Last winter, when he announced the Blue Cross settlement, U.S. Attorney Robert Clark Corrente said, “People are just sick of this culture in which legislators take money from entities.”

While that may be true, Darrell West, a Brown University political science professor, says the CVS case illustrates the challenges of prosecuting corruption in Rhode Island.

“In a citizen legislature, it’s perfectly legal to have jobs on the side,” he said. “You can’t prevent them from earning a living.”

What West would like to see, however, is a tightening of the so-called “class exception,” which allows lawmakers to vote on bills affecting their livelihood as long as it affects everyone in their profession, or class, the same.

Under the class exception, for example, legislators who belong to a public employees union can vote on matters affecting unions.

“It’s something the state should think about tightening up,” said West. “There are a lot of financial conflicts involving large classes of people that may represent a larger dollar amount than an old-fashioned bribe.”
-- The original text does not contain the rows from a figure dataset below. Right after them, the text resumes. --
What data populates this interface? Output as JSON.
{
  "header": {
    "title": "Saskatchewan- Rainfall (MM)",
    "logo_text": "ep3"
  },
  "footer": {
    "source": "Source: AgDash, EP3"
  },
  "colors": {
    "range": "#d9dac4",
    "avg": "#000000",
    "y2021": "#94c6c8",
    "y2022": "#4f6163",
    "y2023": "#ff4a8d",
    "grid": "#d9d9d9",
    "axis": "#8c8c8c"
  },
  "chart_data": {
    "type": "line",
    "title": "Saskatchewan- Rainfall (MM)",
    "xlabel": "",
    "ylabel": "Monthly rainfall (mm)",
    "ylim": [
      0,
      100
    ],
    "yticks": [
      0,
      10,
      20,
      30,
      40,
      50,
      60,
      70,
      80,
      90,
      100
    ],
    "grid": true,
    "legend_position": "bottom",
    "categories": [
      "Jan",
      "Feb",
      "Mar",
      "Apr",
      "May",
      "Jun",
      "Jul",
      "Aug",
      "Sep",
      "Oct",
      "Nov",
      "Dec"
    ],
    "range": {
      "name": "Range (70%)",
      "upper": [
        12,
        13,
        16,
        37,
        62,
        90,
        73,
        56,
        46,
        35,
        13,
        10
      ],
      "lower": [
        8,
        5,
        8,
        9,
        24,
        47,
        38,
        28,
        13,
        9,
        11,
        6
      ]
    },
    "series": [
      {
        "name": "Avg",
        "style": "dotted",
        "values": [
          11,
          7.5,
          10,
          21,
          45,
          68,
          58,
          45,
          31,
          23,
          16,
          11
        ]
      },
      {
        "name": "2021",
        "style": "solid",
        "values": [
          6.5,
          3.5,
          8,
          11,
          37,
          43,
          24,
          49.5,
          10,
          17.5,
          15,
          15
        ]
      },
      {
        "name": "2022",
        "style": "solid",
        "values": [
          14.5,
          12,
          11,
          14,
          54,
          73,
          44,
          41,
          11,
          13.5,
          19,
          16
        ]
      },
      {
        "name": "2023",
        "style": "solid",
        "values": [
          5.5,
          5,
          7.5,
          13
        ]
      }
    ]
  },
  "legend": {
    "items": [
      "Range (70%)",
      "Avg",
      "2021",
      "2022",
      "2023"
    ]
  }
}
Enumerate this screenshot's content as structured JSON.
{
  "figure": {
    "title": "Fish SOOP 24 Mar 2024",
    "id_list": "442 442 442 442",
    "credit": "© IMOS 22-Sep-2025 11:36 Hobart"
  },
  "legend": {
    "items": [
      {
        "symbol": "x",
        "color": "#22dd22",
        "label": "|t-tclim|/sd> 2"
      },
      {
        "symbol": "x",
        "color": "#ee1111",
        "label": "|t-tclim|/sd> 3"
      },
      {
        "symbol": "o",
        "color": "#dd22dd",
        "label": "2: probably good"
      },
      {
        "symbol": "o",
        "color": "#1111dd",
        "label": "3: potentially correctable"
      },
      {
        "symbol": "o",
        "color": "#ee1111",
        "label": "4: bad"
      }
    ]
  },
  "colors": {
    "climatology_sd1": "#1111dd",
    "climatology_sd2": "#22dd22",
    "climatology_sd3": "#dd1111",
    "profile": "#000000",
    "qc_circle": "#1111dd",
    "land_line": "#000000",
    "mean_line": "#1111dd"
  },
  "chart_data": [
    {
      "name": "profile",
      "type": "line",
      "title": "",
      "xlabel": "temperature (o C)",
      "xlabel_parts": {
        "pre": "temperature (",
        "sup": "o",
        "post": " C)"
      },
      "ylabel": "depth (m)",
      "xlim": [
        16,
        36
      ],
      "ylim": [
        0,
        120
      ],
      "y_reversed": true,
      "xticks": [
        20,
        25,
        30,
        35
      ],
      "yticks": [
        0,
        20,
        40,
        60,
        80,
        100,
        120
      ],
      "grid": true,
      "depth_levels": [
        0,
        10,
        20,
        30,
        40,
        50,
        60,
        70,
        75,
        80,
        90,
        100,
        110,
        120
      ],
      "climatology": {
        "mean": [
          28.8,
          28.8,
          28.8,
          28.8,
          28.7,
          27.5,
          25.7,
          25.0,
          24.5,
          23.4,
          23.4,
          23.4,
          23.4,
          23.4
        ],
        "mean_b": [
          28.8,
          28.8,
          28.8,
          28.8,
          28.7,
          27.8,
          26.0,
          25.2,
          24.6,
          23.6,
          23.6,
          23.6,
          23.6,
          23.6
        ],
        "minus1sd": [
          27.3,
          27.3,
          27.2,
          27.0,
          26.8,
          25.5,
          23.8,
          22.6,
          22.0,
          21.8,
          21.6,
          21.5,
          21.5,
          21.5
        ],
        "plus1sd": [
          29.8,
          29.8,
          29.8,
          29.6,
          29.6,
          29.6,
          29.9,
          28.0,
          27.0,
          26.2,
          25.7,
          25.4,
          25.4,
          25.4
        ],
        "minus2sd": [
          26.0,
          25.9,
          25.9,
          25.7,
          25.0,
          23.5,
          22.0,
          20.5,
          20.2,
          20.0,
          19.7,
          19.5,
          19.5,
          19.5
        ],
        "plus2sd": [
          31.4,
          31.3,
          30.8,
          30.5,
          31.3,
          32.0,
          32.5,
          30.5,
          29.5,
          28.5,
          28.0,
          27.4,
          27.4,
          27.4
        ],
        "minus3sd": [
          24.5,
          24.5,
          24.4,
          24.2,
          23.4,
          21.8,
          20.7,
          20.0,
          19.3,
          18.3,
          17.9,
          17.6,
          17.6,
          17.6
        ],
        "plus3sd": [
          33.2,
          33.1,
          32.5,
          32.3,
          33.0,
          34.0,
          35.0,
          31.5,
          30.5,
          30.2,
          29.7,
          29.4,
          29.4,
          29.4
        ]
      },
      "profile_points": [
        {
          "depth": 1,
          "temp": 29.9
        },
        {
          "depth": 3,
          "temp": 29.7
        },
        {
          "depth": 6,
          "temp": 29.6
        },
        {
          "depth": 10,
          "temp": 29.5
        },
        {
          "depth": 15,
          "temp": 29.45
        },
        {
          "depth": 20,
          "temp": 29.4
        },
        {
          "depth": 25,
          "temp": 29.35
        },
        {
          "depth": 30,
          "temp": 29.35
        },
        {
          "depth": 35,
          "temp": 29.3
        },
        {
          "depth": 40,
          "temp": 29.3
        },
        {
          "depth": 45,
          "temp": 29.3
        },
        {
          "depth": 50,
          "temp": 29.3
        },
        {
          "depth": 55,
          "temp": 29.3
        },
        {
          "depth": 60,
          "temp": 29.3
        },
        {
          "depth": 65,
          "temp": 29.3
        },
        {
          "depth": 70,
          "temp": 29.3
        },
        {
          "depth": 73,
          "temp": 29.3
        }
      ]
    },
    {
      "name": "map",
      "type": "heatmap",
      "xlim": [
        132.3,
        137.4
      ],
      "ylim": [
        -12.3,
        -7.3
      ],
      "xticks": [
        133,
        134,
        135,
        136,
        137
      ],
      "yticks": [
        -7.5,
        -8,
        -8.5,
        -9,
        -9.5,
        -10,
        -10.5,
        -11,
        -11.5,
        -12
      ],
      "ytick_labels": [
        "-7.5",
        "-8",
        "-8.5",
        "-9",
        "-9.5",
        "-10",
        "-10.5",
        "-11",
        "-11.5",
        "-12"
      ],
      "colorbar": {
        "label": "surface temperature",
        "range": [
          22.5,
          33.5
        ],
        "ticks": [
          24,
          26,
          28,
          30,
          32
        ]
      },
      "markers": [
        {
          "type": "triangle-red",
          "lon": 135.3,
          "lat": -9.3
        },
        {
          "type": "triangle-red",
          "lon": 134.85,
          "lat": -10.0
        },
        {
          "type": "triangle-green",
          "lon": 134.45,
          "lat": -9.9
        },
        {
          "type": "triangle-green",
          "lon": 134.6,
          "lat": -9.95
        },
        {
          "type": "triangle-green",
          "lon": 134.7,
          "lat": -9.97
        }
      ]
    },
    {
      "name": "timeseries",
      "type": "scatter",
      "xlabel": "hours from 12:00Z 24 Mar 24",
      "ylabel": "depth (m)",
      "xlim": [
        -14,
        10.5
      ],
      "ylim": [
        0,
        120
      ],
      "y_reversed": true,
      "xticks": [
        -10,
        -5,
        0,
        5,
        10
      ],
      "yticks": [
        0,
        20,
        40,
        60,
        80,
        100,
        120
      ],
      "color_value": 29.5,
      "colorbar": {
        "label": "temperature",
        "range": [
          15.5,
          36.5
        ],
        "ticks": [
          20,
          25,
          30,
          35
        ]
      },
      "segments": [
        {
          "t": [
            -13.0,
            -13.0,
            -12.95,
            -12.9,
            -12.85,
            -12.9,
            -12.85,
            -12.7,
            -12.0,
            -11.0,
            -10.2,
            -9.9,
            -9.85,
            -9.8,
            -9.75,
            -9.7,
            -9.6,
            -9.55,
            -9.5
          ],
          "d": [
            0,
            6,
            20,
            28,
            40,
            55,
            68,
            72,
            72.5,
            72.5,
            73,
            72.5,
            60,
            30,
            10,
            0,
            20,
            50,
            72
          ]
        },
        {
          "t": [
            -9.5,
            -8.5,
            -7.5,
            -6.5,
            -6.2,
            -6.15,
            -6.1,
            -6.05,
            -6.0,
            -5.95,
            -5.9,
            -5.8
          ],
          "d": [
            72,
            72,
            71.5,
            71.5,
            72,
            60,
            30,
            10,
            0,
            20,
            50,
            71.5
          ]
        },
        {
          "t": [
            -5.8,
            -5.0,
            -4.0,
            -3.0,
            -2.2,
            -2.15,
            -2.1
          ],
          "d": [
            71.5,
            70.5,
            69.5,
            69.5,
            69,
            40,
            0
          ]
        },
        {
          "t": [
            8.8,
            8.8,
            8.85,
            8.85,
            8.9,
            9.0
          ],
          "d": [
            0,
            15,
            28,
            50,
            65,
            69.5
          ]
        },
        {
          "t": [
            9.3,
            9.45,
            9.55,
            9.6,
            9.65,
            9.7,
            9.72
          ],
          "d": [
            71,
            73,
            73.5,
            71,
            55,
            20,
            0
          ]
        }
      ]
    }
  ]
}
To secure a corruption conviction, said West, “you would have to find a smoking gun –– that a legislator accepted money for a concrete action. And even then, it’s not a slam dunk. The rules allow a defendant to say that the money was paid for legitimate duties.”

Still, West said he believes the jury got it right in the CVS case, given Celona’s credibility problems and the paucity of evidence that Kramer and Ortiz had directed Celona to act on legislation specifically benefiting CVS.

Ironically, for all the lies and contradictions that defense lawyers attacked during Celona’s testimony, it was something that Celona didn’t say that also undermined the charges. He never said that Kramer and Ortiz asked him to support CVS on pharmacy-choice legislation.

The absence of any such testimony, coupled with the judge’s instructions on the law governing Rhode Island’s “citizen legislature,” left the jury with little choice but to swiftly acquit, which it did after just 90 minutes of deliberations.

During his closing argument, Kramer’s lawyer, David B. Fein, alluded to the taint of Rhode Island corruption and asked jurors not to let it unfairly color their deliberations.

“You may not like the system of government in Rhode Island,” said Fein, who is from Connecticut.

But, Fein said, that was a debate for another day — and not for the jury room.